Zentren Lebensbegleitenden Lernens
Lebensbegleitendes Lernen als Leitidee von Bildung in einer modernen Wissensgesellschaft wird mehr und mehr zur entscheidenden Antwort auf den tief greifenden technologischen, sozialen, wirtschaftlichen und demographischen Wandel und die Herausforderungen der Globalisierung und Modernisierung. Damit wachsen auch die Anforderung an jeden Einzelnen, sich aktiv und selbstbewusst mit dem ständigen Wandel in Arbeitswelt und Gesellschaft auseinander zu setzen und ihn positiv zu bewältigen. Lebensbegleitendes Lernen zielt darauf ab, individuelle Kompetenzen in einem umfassenden Sinne zu entfalten und dadurch auch die Teilhabe an Arbeitswelt und Gesellschaft zu fördern, Benachteiligung abzubauen und die Demokratie zu festigen.

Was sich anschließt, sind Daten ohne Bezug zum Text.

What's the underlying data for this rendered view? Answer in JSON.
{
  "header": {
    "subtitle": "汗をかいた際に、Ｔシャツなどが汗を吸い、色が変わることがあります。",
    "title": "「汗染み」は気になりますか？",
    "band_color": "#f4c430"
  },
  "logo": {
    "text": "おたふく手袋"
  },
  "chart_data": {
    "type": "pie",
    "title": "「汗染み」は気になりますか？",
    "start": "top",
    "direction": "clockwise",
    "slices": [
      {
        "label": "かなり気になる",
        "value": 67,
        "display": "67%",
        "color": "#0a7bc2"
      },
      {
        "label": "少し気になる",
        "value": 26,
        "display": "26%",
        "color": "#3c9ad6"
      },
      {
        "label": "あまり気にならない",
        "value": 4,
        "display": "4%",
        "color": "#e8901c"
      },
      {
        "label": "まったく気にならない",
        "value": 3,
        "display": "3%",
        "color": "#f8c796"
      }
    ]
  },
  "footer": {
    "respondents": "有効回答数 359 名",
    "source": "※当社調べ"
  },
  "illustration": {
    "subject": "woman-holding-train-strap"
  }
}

Die Entwicklung und Etablierung von Zentren Lebensbegleitenden Lernens (ZLL) in Hessen stellt einen Einstieg und einen Beitrag zur Entwicklung eines Systems Lebenslangen oder Lebensbegleitenden Lernens als übergreifendes Strukturprinzip dar. Der von uns auf der Basis eines Gutachtens zur Wirksamkeit des Hessischen Weiterbildungsgesetzes HEBG initiierte und begleitete Aufbau von Zentren Lebensbegleitenden Lernens in Hessen verfolgt eine bildungspolitische, pädagogische und strukturelle Neuausrichtung im Bildungssystem, durch die Funktion und Grenzen öffentlicher Verantwortung im Schul-, Ausbildungs- und Weiterbildungssektor neu bestimmt und profiliert werden. In einem ersten Schritt geht es darum, berufliche Schulen, Schulen für Erwachsene, Volkshochschulen und weitere Bildungseinrichtungen – darunter auch Berufsbildungszentren – zu betriebsförmig organisierten integrierten Bildungsdienstleistern zusammenzuführen. Damit sollen die für die deutsche Bildungslandschaft typischen Zäsuren zwischen schulischem und außerschulischem Lernen sowie zwischen beruflicher Aus- und beruflicher Weiterbildung, aber auch zwischen allgemeiner und beruflicher Weiterbildung überwunden und gezielt auf ein gemeinsames System Lebensbegleitenden Lernens in Hessen ausgerichtet werden.